The American Medical Association also recommended that the FDA institute ongoing validation requirements to ensure AI tools perform safely and equitably. Frederick Chen, the AMA’s chief health and science officer, said more than a third of doctors use AI. Chen said the organization is disappointed that it has not yet seen transparency mandates from the FDA for AI-enabled medical devices.
4. How to build a process for spotting, reporting errors
Generative AI models pose new regulatory challenges due to their nature.
“Unlike traditional AI models that predict or classify data, Gen AI produces outputs, which can introduce additional layers of regulatory complexity,” Troy Tazbaz, director of the FDA’s Digital Health Center of Excellence, said during the event.
One area of focus for the panelists was the challenge of identifying errors and setting boundaries for generative AI models.
Nina Kottler, associate chief medical officer for clinical AI at Radiology Partners, said the practice has used a generative AI tool that reads radiology reports and generates a summary of findings under the “impression” section. A radiologist will check and edit that section before sending off the report.
Although the tool is not regulated as a medical device, Radiology Partners evaluated the technology by having a panel of radiologists look at 3,000 reports, as well as comparing the AI-generated impression to the final, edited version. The AI-generated impression had a clinically significant error rate of 4.8%, while the final result edited by a radiologist had a 1% error rate.
“It’s very hard to go to a radiologist and say, just be careful on every single exam because 5% of the time it’s going to make a mistake.”
Nina Kottler
Associate chief medical officer for clinical AI at Radiology Partners
Kottler emphasized the importance of expert review and training so that people are aware of the types of errors generative AI is prone to making.

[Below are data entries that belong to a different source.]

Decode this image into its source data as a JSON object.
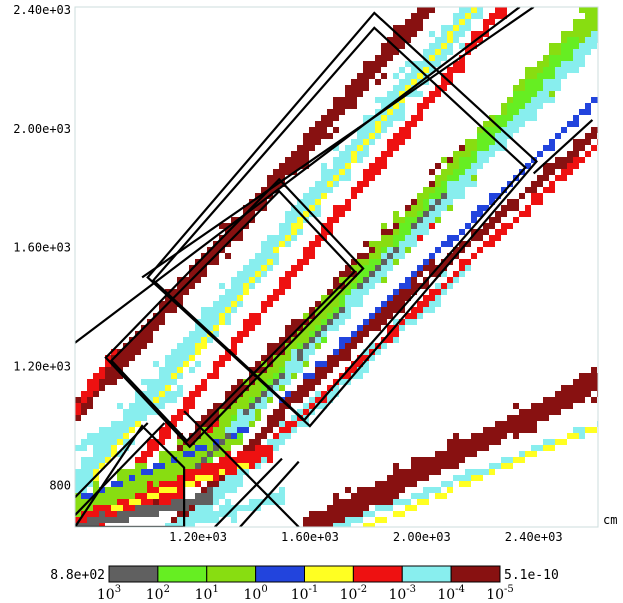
{
  "chart_data": {
    "type": "heatmap",
    "title": "",
    "xlabel": "",
    "ylabel": "",
    "x_unit": "cm",
    "xlim": [
      760,
      2630
    ],
    "ylim": [
      660,
      2410
    ],
    "x_ticks": [
      {
        "value": 1200,
        "label": "1.20e+03"
      },
      {
        "value": 1600,
        "label": "1.60e+03"
      },
      {
        "value": 2000,
        "label": "2.00e+03"
      },
      {
        "value": 2400,
        "label": "2.40e+03"
      }
    ],
    "y_ticks": [
      {
        "value": 800,
        "label": "800"
      },
      {
        "value": 1200,
        "label": "1.20e+03"
      },
      {
        "value": 1600,
        "label": "1.60e+03"
      },
      {
        "value": 2000,
        "label": "2.00e+03"
      },
      {
        "value": 2400,
        "label": "2.40e+03"
      }
    ],
    "colorbar": {
      "max_label": "8.8e+02",
      "min_label": "5.1e-10",
      "colors": [
        "#606060",
        "#66ee22",
        "#88dd11",
        "#2244dd",
        "#ffff22",
        "#ee1111",
        "#88eeee",
        "#881111"
      ],
      "boundary_labels": [
        {
          "base": "10",
          "exp": "3"
        },
        {
          "base": "10",
          "exp": "2"
        },
        {
          "base": "10",
          "exp": "1"
        },
        {
          "base": "10",
          "exp": "0"
        },
        {
          "base": "10",
          "exp": "-1"
        },
        {
          "base": "10",
          "exp": "-2"
        },
        {
          "base": "10",
          "exp": "-3"
        },
        {
          "base": "10",
          "exp": "-4"
        },
        {
          "base": "10",
          "exp": "-5"
        }
      ]
    },
    "colors": {
      "c0": "#606060",
      "c1": "#66ee22",
      "c2": "#88dd11",
      "c3": "#2244dd",
      "c4": "#ffff22",
      "c5": "#ee1111",
      "c6": "#88eeee",
      "c7": "#881111"
    },
    "bands": [
      {
        "x": [
          760,
          2180
        ],
        "y": [
          800,
          2400
        ],
        "width": 95,
        "level": 6
      },
      {
        "x": [
          760,
          2030
        ],
        "y": [
          1040,
          2420
        ],
        "width": 70,
        "level": 7
      },
      {
        "x": [
          820,
          2200
        ],
        "y": [
          820,
          2420
        ],
        "width": 22,
        "level": 4
      },
      {
        "x": [
          900,
          2300
        ],
        "y": [
          760,
          2420
        ],
        "width": 40,
        "level": 5
      },
      {
        "x": [
          1000,
          2260
        ],
        "y": [
          760,
          2000
        ],
        "width": 90,
        "level": 7
      },
      {
        "x": [
          1080,
          2110
        ],
        "y": [
          760,
          1800
        ],
        "width": 80,
        "level": 5
      },
      {
        "x": [
          1100,
          2050
        ],
        "y": [
          660,
          1560
        ],
        "width": 30,
        "level": 7
      },
      {
        "x": [
          1150,
          2150
        ],
        "y": [
          660,
          1530
        ],
        "width": 55,
        "level": 6
      },
      {
        "x": [
          1200,
          2630
        ],
        "y": [
          880,
          2380
        ],
        "width": 110,
        "level": 2
      },
      {
        "x": [
          1250,
          2550
        ],
        "y": [
          900,
          2300
        ],
        "width": 55,
        "level": 1
      },
      {
        "x": [
          1300,
          2620
        ],
        "y": [
          960,
          2300
        ],
        "width": 55,
        "level": 6
      },
      {
        "x": [
          1500,
          2630
        ],
        "y": [
          1080,
          2100
        ],
        "width": 22,
        "level": 3
      },
      {
        "x": [
          1450,
          2630
        ],
        "y": [
          1020,
          2000
        ],
        "width": 38,
        "level": 7
      },
      {
        "x": [
          1480,
          2630
        ],
        "y": [
          960,
          1950
        ],
        "width": 28,
        "level": 5
      },
      {
        "x": [
          1600,
          2630
        ],
        "y": [
          660,
          1150
        ],
        "width": 95,
        "level": 7
      },
      {
        "x": [
          1700,
          2630
        ],
        "y": [
          660,
          1000
        ],
        "width": 28,
        "level": 6
      },
      {
        "x": [
          1800,
          2630
        ],
        "y": [
          660,
          1000
        ],
        "width": 18,
        "level": 4
      },
      {
        "x": [
          760,
          1300
        ],
        "y": [
          700,
          960
        ],
        "width": 110,
        "level": 2
      },
      {
        "x": [
          760,
          1450
        ],
        "y": [
          660,
          920
        ],
        "width": 70,
        "level": 5
      },
      {
        "x": [
          760,
          1250
        ],
        "y": [
          660,
          760
        ],
        "width": 45,
        "level": 0
      },
      {
        "x": [
          800,
          1400
        ],
        "y": [
          760,
          1000
        ],
        "width": 18,
        "level": 3
      },
      {
        "x": [
          900,
          1400
        ],
        "y": [
          720,
          880
        ],
        "width": 16,
        "level": 4
      },
      {
        "x": [
          1100,
          1500
        ],
        "y": [
          660,
          760
        ],
        "width": 60,
        "level": 6
      },
      {
        "x": [
          760,
          1150
        ],
        "y": [
          920,
          1120
        ],
        "width": 40,
        "level": 6
      },
      {
        "x": [
          760,
          900
        ],
        "y": [
          1050,
          1250
        ],
        "width": 35,
        "level": 5
      },
      {
        "x": [
          1200,
          2100
        ],
        "y": [
          860,
          1800
        ],
        "width": 14,
        "level": 0
      }
    ],
    "outline_rects": [
      {
        "corners": [
          [
            1830,
            2390
          ],
          [
            2410,
            1890
          ],
          [
            1600,
            1000
          ],
          [
            1020,
            1500
          ]
        ]
      },
      {
        "corners": [
          [
            1830,
            2340
          ],
          [
            2370,
            1870
          ],
          [
            1580,
            1020
          ],
          [
            1040,
            1490
          ]
        ]
      },
      {
        "corners": [
          [
            1490,
            1830
          ],
          [
            1790,
            1530
          ],
          [
            1170,
            930
          ],
          [
            870,
            1230
          ]
        ]
      },
      {
        "corners": [
          [
            1490,
            1790
          ],
          [
            1760,
            1520
          ],
          [
            1160,
            950
          ],
          [
            890,
            1220
          ]
        ]
      },
      {
        "corners": [
          [
            1000,
            1000
          ],
          [
            1150,
            860
          ],
          [
            1150,
            660
          ],
          [
            760,
            660
          ]
        ]
      }
    ],
    "outline_lines": [
      [
        [
          1000,
          1500
        ],
        [
          2400,
          2410
        ]
      ],
      [
        [
          760,
          1280
        ],
        [
          2350,
          2410
        ]
      ],
      [
        [
          2400,
          1850
        ],
        [
          2610,
          2030
        ]
      ],
      [
        [
          760,
          760
        ],
        [
          1020,
          1010
        ]
      ],
      [
        [
          760,
          700
        ],
        [
          1080,
          1010
        ]
      ],
      [
        [
          1350,
          660
        ],
        [
          1560,
          880
        ]
      ],
      [
        [
          1260,
          660
        ],
        [
          1500,
          890
        ]
      ],
      [
        [
          1150,
          1050
        ],
        [
          1560,
          660
        ]
      ]
    ],
    "grid": false,
    "legend_position": "bottom"
  }
}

“It’s very hard to go to a radiologist and say just be careful on every single exam because 5% of the time it’s going to make a mistake,” Kottler said.

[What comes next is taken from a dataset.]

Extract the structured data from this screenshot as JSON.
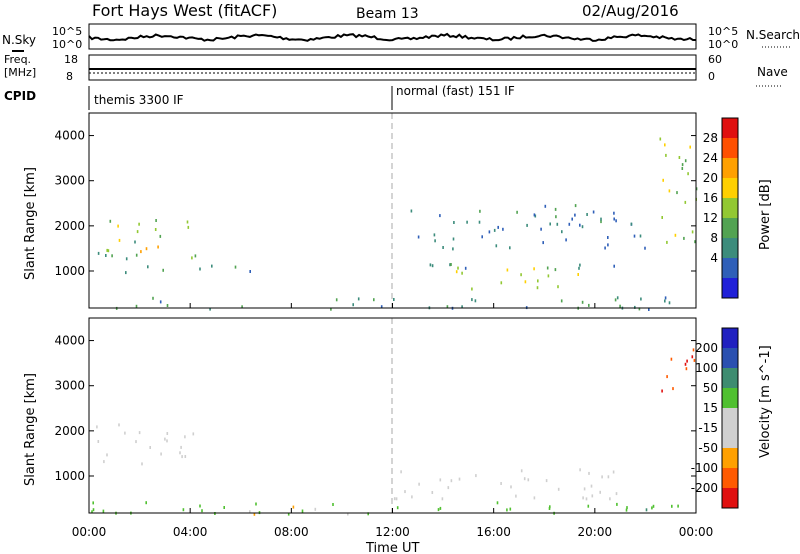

For example, generative AI can incorrectly infer things based on patterns. In one example, a radiology report talked about a femur bone but didn’t specify which leg. The AI model “guessed” the right femur but the report was actually about the left femur.
It can also make recommendations that aren’t appropriate, such as a follow-up MRI scan for a benign finding.

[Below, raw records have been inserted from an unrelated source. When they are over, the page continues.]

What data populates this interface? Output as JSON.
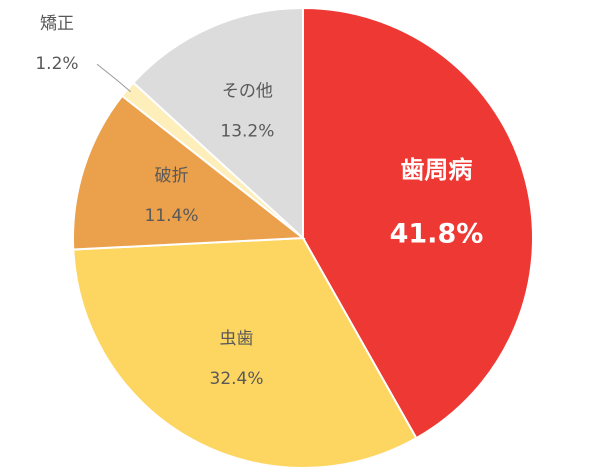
{
  "chart_data": {
    "type": "pie",
    "categories": [
      "歯周病",
      "虫歯",
      "破折",
      "矯正",
      "その他"
    ],
    "values": [
      41.8,
      32.4,
      11.4,
      1.2,
      13.2
    ],
    "value_labels": [
      "41.8%",
      "32.4%",
      "11.4%",
      "1.2%",
      "13.2%"
    ],
    "colors": [
      "#ee3833",
      "#fdd662",
      "#eba04b",
      "#fdeeba",
      "#dcdcdc"
    ]
  }
}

“Our validation on this AI model suggests it should not be autonomous,” Kottler said.
Oncology Care Partners’ Rariy said the FDA could play a role in defining adverse events and errors under generative AI and ensuring companies have a process in place if they determine additional “guardrails” are needed around a model.
“Perhaps as the FDA we could articulate a need to have a process in place,” Rariy said. “What is that device manufacturer’s process that they’re going to monitor and adhere [to] for various errors that come up?”
Rariy added that the process should include a clear reporting mechanism for patients and users if an error is found.